This weekend I’ve been playing off-brand Dance Dance Revolution with my boyfriend. He’s pretty good at it, and I’m terrible. The experience of repeatedly failing at novice-level songs has made me realize — once again — how profoundly uncomfortable I feel when I’m not good at something immediately. All those fifth-grade kickball games must have scarred me. (I’m not actually that bad at kickball, but I was petrified by the whole exercise.)

Photo by Rasmus Olsen.

Photo by Rasmus Olsen.

Typically I just don’t do things that I don’t have a knack for, like sports or friendship. But I wanted to share in my boyfriend’s joy, so I bravely stepped along to weird pop songs from the ’90s. I’m only half-joking about the “bravely” part! This sounds ridiculous given that we’re talking about DDR, but it’s legitimately scary for me to be incompetent in front of other people.

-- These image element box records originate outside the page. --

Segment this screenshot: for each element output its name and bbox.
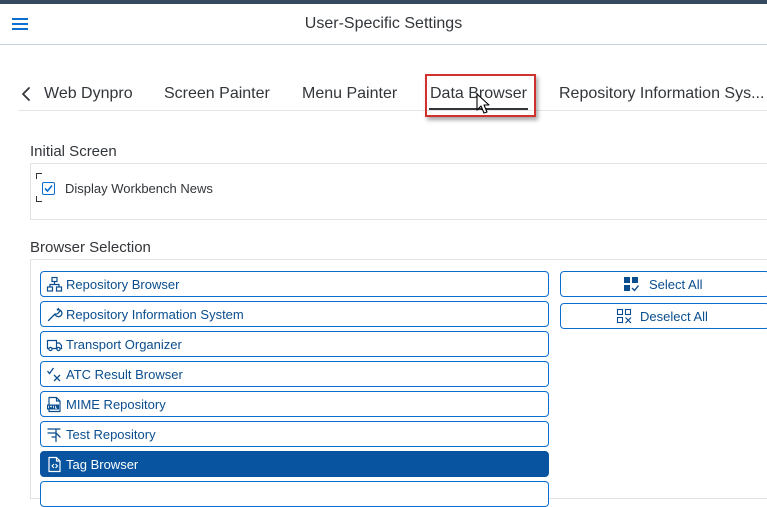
tab-scroll-left-button[interactable] — [18, 83, 38, 105]
browser-selection-title: Browser Selection — [30, 239, 151, 256]
bmp-file-icon — [47, 396, 61, 413]
mouse-cursor-icon — [476, 93, 490, 114]
page-header: User-Specific Settings — [0, 4, 767, 45]
test-repository-button[interactable]: Test Repository — [40, 421, 549, 447]
test-repository-label: Test Repository — [66, 427, 156, 442]
deselect-all-icon — [616, 308, 632, 324]
deselect-all-label: Deselect All — [640, 309, 708, 324]
select-all-button[interactable]: Select All — [560, 271, 767, 297]
wrench-icon — [47, 307, 63, 322]
tag-browser-label: Tag Browser — [66, 457, 139, 472]
tab-menu-painter[interactable]: Menu Painter — [302, 85, 397, 103]
display-workbench-news-checkbox[interactable] — [42, 182, 55, 195]
deselect-all-button[interactable]: Deselect All — [560, 303, 767, 329]
display-workbench-news-label: Display Workbench News — [65, 181, 213, 196]
select-all-label: Select All — [649, 277, 703, 292]
tag-browser-button[interactable]: Tag Browser — [40, 451, 549, 477]
hierarchy-icon — [46, 276, 63, 292]
tab-divider — [18, 110, 767, 111]
check-cross-icon — [46, 367, 61, 382]
tab-bar: Web Dynpro Screen Painter Menu Painter D… — [0, 78, 767, 112]
test-list-icon — [47, 428, 61, 443]
repository-information-system-button[interactable]: Repository Information System — [40, 301, 549, 327]
atc-result-browser-label: ATC Result Browser — [66, 367, 183, 382]
mime-repository-label: MIME Repository — [66, 397, 166, 412]
tag-document-icon — [48, 456, 61, 473]
page-title: User-Specific Settings — [304, 15, 463, 32]
mime-repository-button[interactable]: MIME Repository — [40, 391, 549, 417]
repository-information-system-label: Repository Information System — [66, 307, 244, 322]
tab-repository-information-system[interactable]: Repository Information Sys... — [559, 85, 764, 103]
checkmark-icon — [44, 184, 53, 193]
tab-screen-painter[interactable]: Screen Painter — [164, 85, 270, 103]
repository-browser-button[interactable]: Repository Browser — [40, 271, 549, 297]
truck-icon — [46, 339, 63, 352]
transport-organizer-button[interactable]: Transport Organizer — [40, 331, 549, 357]
list-item-partial[interactable] — [40, 481, 549, 507]
tab-web-dynpro[interactable]: Web Dynpro — [44, 85, 133, 103]
focus-corner — [36, 196, 42, 202]
focus-corner — [36, 173, 42, 179]
initial-screen-title: Initial Screen — [30, 143, 117, 160]
repository-browser-label: Repository Browser — [66, 277, 180, 292]
select-all-icon — [624, 277, 639, 292]
atc-result-browser-button[interactable]: ATC Result Browser — [40, 361, 549, 387]
chevron-left-icon — [22, 87, 30, 101]
transport-organizer-label: Transport Organizer — [66, 337, 182, 352]
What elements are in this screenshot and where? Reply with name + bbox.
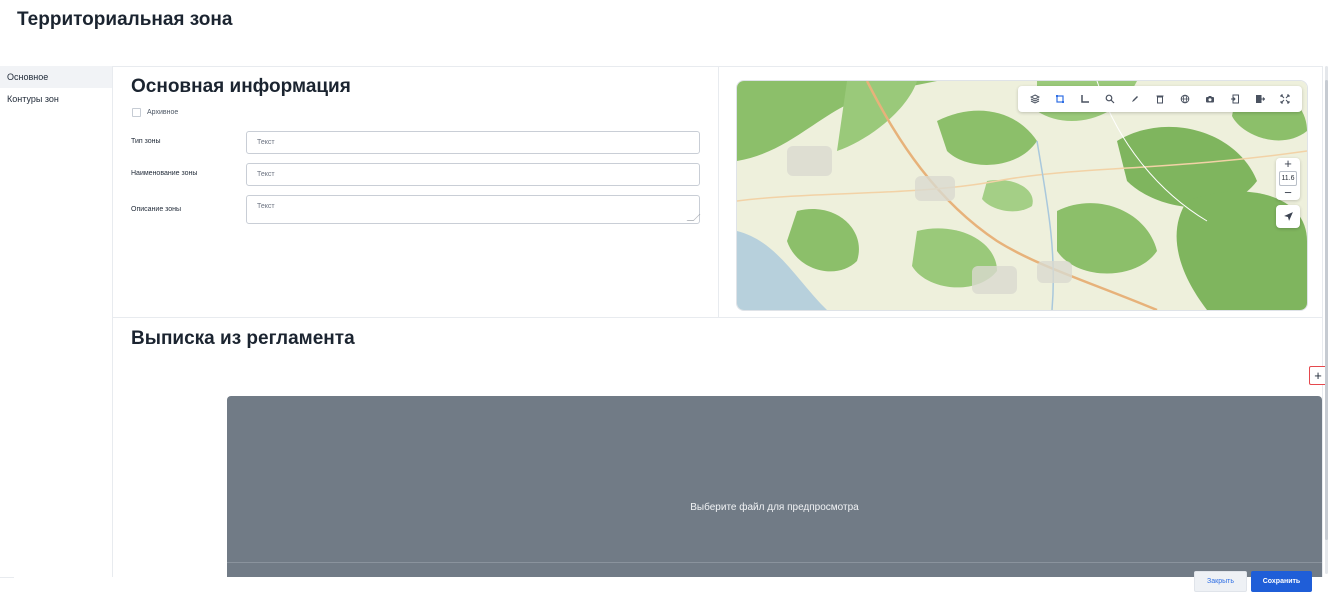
map-toolbar [1018, 86, 1302, 112]
zone-type-input[interactable]: Текст [246, 131, 700, 154]
map-canvas[interactable] [737, 81, 1307, 310]
sidebar-item-zone-contours[interactable]: Контуры зон [0, 88, 112, 110]
zone-name-label: Наименование зоны [131, 170, 198, 177]
resize-handle-icon[interactable] [686, 214, 701, 221]
camera-icon[interactable] [1201, 90, 1219, 108]
sidebar: Основное Контуры зон [0, 66, 112, 110]
page-title: Территориальная зона [17, 9, 233, 30]
zone-type-label: Тип зоны [131, 138, 161, 145]
panel-divider [718, 66, 719, 317]
sidebar-item-main[interactable]: Основное [0, 66, 112, 88]
main-info-title: Основная информация [131, 76, 351, 97]
search-icon[interactable] [1101, 90, 1119, 108]
fullscreen-icon[interactable] [1276, 90, 1294, 108]
zone-name-input[interactable]: Текст [246, 163, 700, 186]
footer-divider [0, 577, 14, 578]
ruler-icon[interactable] [1076, 90, 1094, 108]
pencil-icon[interactable] [1126, 90, 1144, 108]
archived-label: Архивное [147, 109, 179, 116]
zoom-control: + 11.6 − [1276, 157, 1300, 200]
section-divider [112, 317, 1323, 318]
archived-checkbox-row[interactable]: Архивное [132, 108, 178, 117]
export-icon[interactable] [1251, 90, 1269, 108]
file-preview: Выберите файл для предпросмотра [227, 396, 1322, 577]
regulation-title: Выписка из регламента [131, 328, 355, 349]
zoom-in-button[interactable]: + [1276, 157, 1300, 170]
trash-icon[interactable] [1151, 90, 1169, 108]
scrollbar-thumb[interactable] [1325, 80, 1328, 540]
select-rect-icon[interactable] [1051, 90, 1069, 108]
map-view[interactable] [736, 80, 1308, 311]
close-button[interactable]: Закрыть [1194, 571, 1247, 592]
navigation-arrow-icon [1283, 212, 1293, 221]
zone-description-placeholder: Текст [257, 203, 275, 210]
preview-placeholder-text: Выберите файл для предпросмотра [690, 502, 859, 513]
zoom-out-button[interactable]: − [1276, 186, 1300, 199]
globe-icon[interactable] [1176, 90, 1194, 108]
save-button[interactable]: Сохранить [1251, 571, 1312, 592]
zoom-level: 11.6 [1279, 171, 1297, 186]
archived-checkbox[interactable] [132, 108, 141, 117]
locate-button[interactable] [1276, 205, 1300, 228]
zone-description-label: Описание зоны [131, 206, 182, 213]
zone-description-textarea[interactable]: Текст [246, 195, 701, 224]
layers-icon[interactable] [1026, 90, 1044, 108]
preview-divider [227, 562, 1322, 563]
import-icon[interactable] [1226, 90, 1244, 108]
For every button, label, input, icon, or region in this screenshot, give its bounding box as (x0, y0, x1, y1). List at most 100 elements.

Now imagine a world where I can download skills into my brain instantaneously, a la The Matrix. After quickly skimming the training module, I can spar with the experts, no problem. What effect would that capability have on people’s character growth?

Running up against frustration and having to work through it is key to developing maturity. Life is nothing if not perpetually disappointing, and if you can’t cope with initial failure, you’ll never achieve later success. (Unless you’re a bizarre statistical outlier!) That said, the current system means that people avoid activities they’re bad at — at least weak-willed people like me, and I suspect we’re the majority.

So is there a downside to the skills-direct-to-mind idea or not?